By KRISTI L. NELSON
Scripps Howard News Service
KNOXVILLE, Tenn -- The word: Humility.
Nine-year-old Meghan McCarty, looked out from the stage, took a deep breath, raised her right hand and quickly but deliberately spelled it -- letter perfect.
And with the eruption of cheers from her schoolmates in the auditorium at Dogwood Elementary School in Knoxville, Meghan earned a spot in the Southern Appalachia Regional Spelling Bee in March.
To her parents and friends, it was one more milestone for the girl her mother, Tiffiany McCarty, calls "a miracle."
Born premature because of preeclampsia, Meghan has mild cerebral palsy and mild to moderate autism. Though she's in a mainstream class at Dogwood, she receives resource help and speech, physical and occupational therapy in and outside school
She wears braces on her legs (decorated with purple butterflies) and still struggles with handwriting, using an iPad or other devices to complete written schoolwork.

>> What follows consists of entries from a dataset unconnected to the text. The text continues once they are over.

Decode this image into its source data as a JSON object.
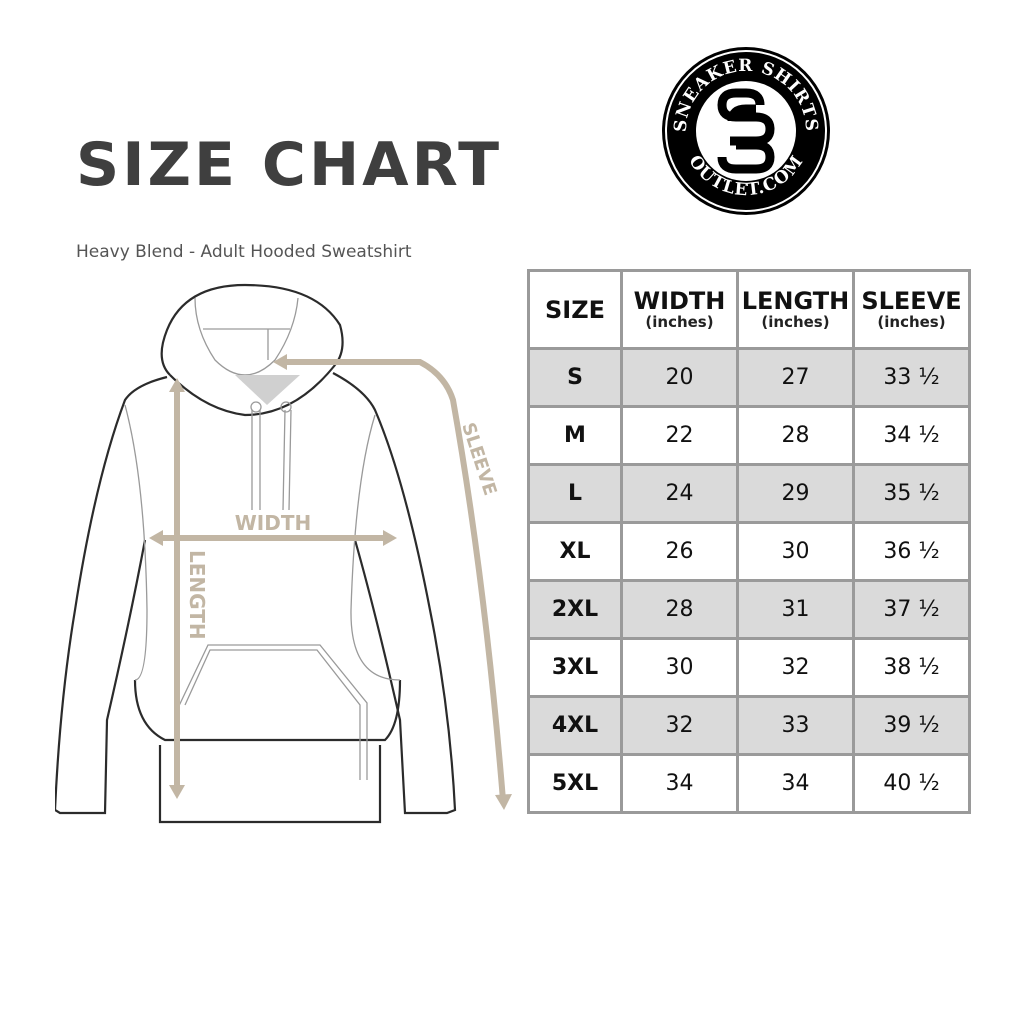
{
  "title": "SIZE CHART",
  "subtitle": "Heavy Blend - Adult Hooded Sweatshirt",
  "logo": {
    "text_top": "SNEAKER SHIRTS",
    "text_bottom": "OUTLET.COM",
    "monogram": "SS"
  },
  "diagram": {
    "width_label": "WIDTH",
    "length_label": "LENGTH",
    "sleeve_label": "SLEEVE",
    "measure_color": "#c2b6a4"
  },
  "table": {
    "headers": [
      {
        "label": "SIZE",
        "unit": ""
      },
      {
        "label": "WIDTH",
        "unit": "(inches)"
      },
      {
        "label": "LENGTH",
        "unit": "(inches)"
      },
      {
        "label": "SLEEVE",
        "unit": "(inches)"
      }
    ],
    "rows": [
      [
        "S",
        "20",
        "27",
        "33 ½"
      ],
      [
        "M",
        "22",
        "28",
        "34 ½"
      ],
      [
        "L",
        "24",
        "29",
        "35 ½"
      ],
      [
        "XL",
        "26",
        "30",
        "36 ½"
      ],
      [
        "2XL",
        "28",
        "31",
        "37 ½"
      ],
      [
        "3XL",
        "30",
        "32",
        "38 ½"
      ],
      [
        "4XL",
        "32",
        "33",
        "39 ½"
      ],
      [
        "5XL",
        "34",
        "34",
        "40 ½"
      ]
    ]
  }
}
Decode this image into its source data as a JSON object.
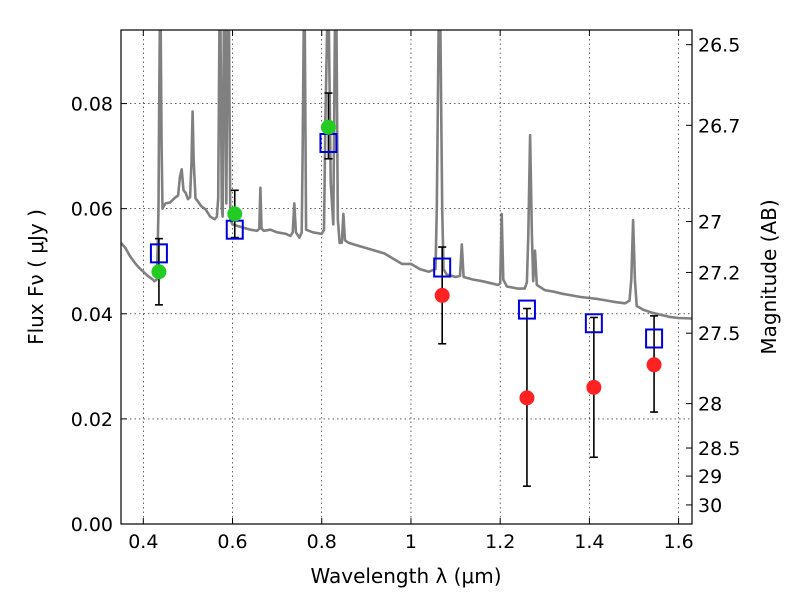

Meghan, who's always been good with letters and could recognize words at age 2, said she wasn't surprised she'd won. She'd applied herself, practicing words since last year's bee, when she came in third place.
In fact, organizers of the regional bee are looking at how to accommodate her during the written portion of the bee, without giving her an advantage over other contestants.
"We have had special needs students advance to the regional bee before," mostly deaf and hard-of-hearing, said Angie Howell, Knoxville News Sentinel senior marketing manager.
"I feel confident that we will be able to accommodate her."
Meghan thrives on the support of her classmates, who help her when she stumbles and are excited about her victory.
"They say it takes a village, and really, it does," her mother said of Dogwood. "That school has instilled in those kids a huge sense of community."
Tellingly, Meghan doesn't put limits on herself: "I'm not disabled."
Her father, Dan McCarty, and mother try not to limit her, either. Last year, Meghan insisted on taking baton lessons, though she found her motor skills weren't quite up to the challenge. Now she's in a hip-hop dance class.
Neither plays into her ultimate ambition: to be a pharmacist and a lawyer who specializes in exposing drugs with harmful side effects. Already she's memorized the specifics of thousands of prescription medications.
"There's so many things they told us she wouldn't ever be able to do," like walk unassisted or be mainstreamed in school, Tiffiany McCarty said. "She's pretty amazing for all she's had to overcome."